3. Under the title "Revenue Changes," the Initiative sets forth in several subsections the following: (a) Any state or local sales or use tax shall exempt telephone use, half at once and the rest in one year. A $40 tax credit, to increase $40 or more yearly above its level the year before, shall uniformly apply to each state income tax return, specific ownership tax, and business personal property schedule total tax due in each year. No such credit shall exceed the tax due. The state shall replace quarterly these revenue impacts on local districts. (b) Tax or revenue increase ballot titles shall state as a fixed number only the specific dollar amount of increase in spending limits. Each new tax, tax rate or mill levy increase, ratio increase, or extension rate of an expiring tax shall be stated in a tax increase ballot title as a fixed number only. Voter approval shall be valid only for fixed numbers so stated. All subsection (4)(a) issues are tax increases and shall require tax increase ballot titles. A tax increase shall be a separate ballot issue from bonded debt. (c) Future tax or revenue increases shall expire within 10 years of voter approval. Ballot issues affecting district revenue shall be voted on only at any subsection (3)(a) election date.

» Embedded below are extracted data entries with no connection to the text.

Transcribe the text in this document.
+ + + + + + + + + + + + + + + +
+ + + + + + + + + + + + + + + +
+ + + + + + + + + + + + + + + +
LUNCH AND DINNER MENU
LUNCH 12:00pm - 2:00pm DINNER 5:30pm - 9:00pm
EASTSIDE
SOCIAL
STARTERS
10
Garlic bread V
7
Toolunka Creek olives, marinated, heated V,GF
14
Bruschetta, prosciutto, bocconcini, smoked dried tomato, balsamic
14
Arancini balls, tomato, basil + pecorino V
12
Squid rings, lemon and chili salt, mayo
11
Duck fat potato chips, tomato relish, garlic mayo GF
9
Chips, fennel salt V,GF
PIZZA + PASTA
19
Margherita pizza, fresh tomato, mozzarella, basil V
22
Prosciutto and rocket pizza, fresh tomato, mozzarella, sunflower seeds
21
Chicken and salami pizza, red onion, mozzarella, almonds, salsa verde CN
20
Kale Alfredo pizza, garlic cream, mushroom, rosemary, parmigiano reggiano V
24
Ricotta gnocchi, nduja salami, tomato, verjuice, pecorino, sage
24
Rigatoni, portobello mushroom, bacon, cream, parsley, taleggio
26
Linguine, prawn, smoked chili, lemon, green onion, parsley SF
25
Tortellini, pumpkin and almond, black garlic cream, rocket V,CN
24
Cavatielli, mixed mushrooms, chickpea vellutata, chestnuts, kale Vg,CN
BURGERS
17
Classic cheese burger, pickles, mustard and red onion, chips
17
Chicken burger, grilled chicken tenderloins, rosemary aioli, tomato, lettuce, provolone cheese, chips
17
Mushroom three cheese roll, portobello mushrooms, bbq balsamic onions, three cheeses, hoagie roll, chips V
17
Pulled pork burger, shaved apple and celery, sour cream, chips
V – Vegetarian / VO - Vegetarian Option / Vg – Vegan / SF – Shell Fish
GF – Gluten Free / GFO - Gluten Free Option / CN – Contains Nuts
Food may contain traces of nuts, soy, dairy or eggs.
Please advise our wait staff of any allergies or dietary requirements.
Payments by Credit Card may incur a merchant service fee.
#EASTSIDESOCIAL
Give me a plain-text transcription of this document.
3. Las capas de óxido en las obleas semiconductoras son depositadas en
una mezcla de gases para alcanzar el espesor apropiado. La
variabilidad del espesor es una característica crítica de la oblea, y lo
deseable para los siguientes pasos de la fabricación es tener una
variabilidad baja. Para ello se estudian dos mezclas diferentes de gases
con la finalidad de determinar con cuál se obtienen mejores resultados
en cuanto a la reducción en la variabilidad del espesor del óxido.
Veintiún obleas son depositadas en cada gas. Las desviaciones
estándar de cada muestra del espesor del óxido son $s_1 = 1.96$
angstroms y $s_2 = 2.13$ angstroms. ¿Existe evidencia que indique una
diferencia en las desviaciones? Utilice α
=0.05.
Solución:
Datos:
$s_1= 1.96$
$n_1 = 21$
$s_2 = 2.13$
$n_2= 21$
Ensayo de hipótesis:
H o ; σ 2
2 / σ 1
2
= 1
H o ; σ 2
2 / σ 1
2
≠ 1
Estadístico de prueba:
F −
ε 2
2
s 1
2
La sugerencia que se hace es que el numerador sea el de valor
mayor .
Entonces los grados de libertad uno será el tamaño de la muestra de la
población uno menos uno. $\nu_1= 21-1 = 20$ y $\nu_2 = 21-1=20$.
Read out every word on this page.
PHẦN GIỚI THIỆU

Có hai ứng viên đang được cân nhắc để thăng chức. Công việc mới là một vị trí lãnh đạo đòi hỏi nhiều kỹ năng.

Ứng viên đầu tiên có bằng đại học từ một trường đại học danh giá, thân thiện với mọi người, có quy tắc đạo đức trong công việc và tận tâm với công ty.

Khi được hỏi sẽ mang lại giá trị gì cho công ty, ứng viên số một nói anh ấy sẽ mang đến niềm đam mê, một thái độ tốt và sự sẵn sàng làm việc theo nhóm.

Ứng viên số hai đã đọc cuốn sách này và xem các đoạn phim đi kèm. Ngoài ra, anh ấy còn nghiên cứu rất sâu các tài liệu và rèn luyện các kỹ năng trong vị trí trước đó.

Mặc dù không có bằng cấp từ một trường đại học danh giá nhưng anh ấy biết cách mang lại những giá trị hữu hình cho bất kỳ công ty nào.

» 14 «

Applying to any district the circulation periods and minimum signature formula for state initiatives, citizens shall be able to initiate petitions affecting district revenue. (d) In (10), "shall" means mandatory. In future suits filed at any time, violations of section 20 involving tax or revenue increases shall not be balanced or harmonized, nor excused by substantial compliance or good faith, but shall void illegal ballot issues and require strictest scrutiny and full enforcement of these fundamental taxpayer rights.
4. Section 1-40-106(3) provides, in part: "The title board for statewide ballot issues shall prepare a clear, concise summary of the proposed law or constitutional amendment."
5. Respondents Douglas Bruce and Clyde Harkins have filed a cross-petition in this matter. However, because of our rulings today we do not reach the issues raised by cross-petitioners.